A body is projected horizontally with a velocity of $4\sqrt 2 {\text{m/s}}$.The velocity of body after $0.7$seconds will be nearly: (Take $g = 10{\text{m/se}}{{\text{c}}^2}$)
(A) $10{\text{m/sec}}$
(B) $9{\text{m/sec}}$
(C) $19{\text{m/sec}}$
(D) $11{\text{m/sec}}$

Answer 1

Hint
In a projectile motion there are 2 components of velocity with which the object moves, horizontal and vertical. In the path, the vertical velocity changes as the object first decelerates when thrown upwards and accelerates again in the downward direction. The horizontal velocity, on the other hand, remains the same.
$\Rightarrow v = u + at$ (first equation of motion)
Here v is the final velocity
u is the initial velocity of the object
a is the acceleration
and t is the time taken by it.
$\Rightarrow {\vec v_x} + {\vec v_y} = \sqrt {{{({v_x})}^2} + {{({v_y})}^2}} $ (Vector sum of 2 perpendicular components)

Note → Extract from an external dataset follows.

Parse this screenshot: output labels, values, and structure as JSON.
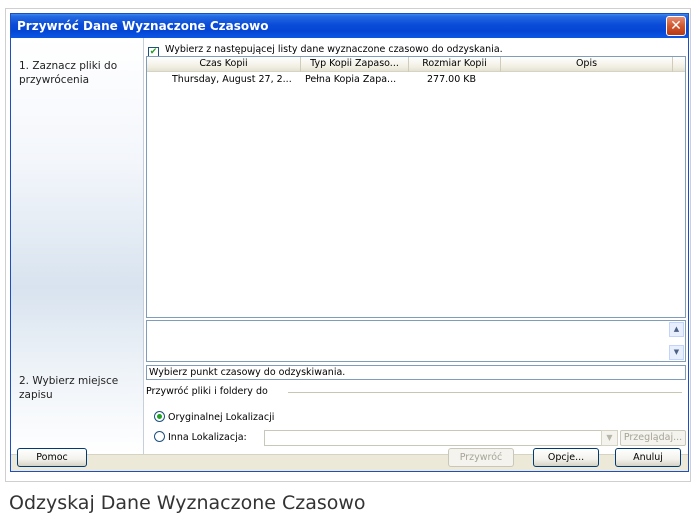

Complete step by step answer
In the question, it is told that the object is projected horizontally, this means, the object is thrown sideways. On analysing it’s horizontal and vertical components, we find that-
-Horizontal: It moves with a constant velocity of $4\sqrt 2 {\text{m/s}}$ which does change until the ball reaches ground.
-Vertical: It starts with zero upward acceleration, which means the only acceleration taking place throughout the flight will be downwards, at a constant rate of $g = 10m/s$.
After 0.7 seconds,
Horizontal velocity, ${v_x} = 4\sqrt 2 m/s$
Vertical velocity ${v_y} = {u_y} + gt$
Since it started with zero velocity, initial vertical velocity ${u_v} = 0$
Putting the other values as
$\Rightarrow g = 10m/s$
$\Rightarrow t = 0.7\sec $
We get,
$\Rightarrow {v_y} = 0 + 10 \times 0.7$
$\Rightarrow {v_y} = 7m/\sec $
For the total velocity after$0.7\sec $, we square and add both the horizontal and vertical components-
$\Rightarrow v = {\vec v_x} + {\vec v_y}$
$\Rightarrow v = \sqrt {{{(4\sqrt 2 )}^2} + {7^2}} $
$\Rightarrow v = \sqrt {32 + 49} $
$\Rightarrow v = \sqrt {81} $
$\Rightarrow v = 9{\text{ m/sec}}$
Thus option (B) is the correct answer.

Note
It is important to pay attention to initial conditions in such problems of projectile motion, especially about the angle of projectile. Also, the horizontal velocity in a projectile remains constant, unless stated otherwise, because it does not experience any force, thus no horizontal acceleration takes place.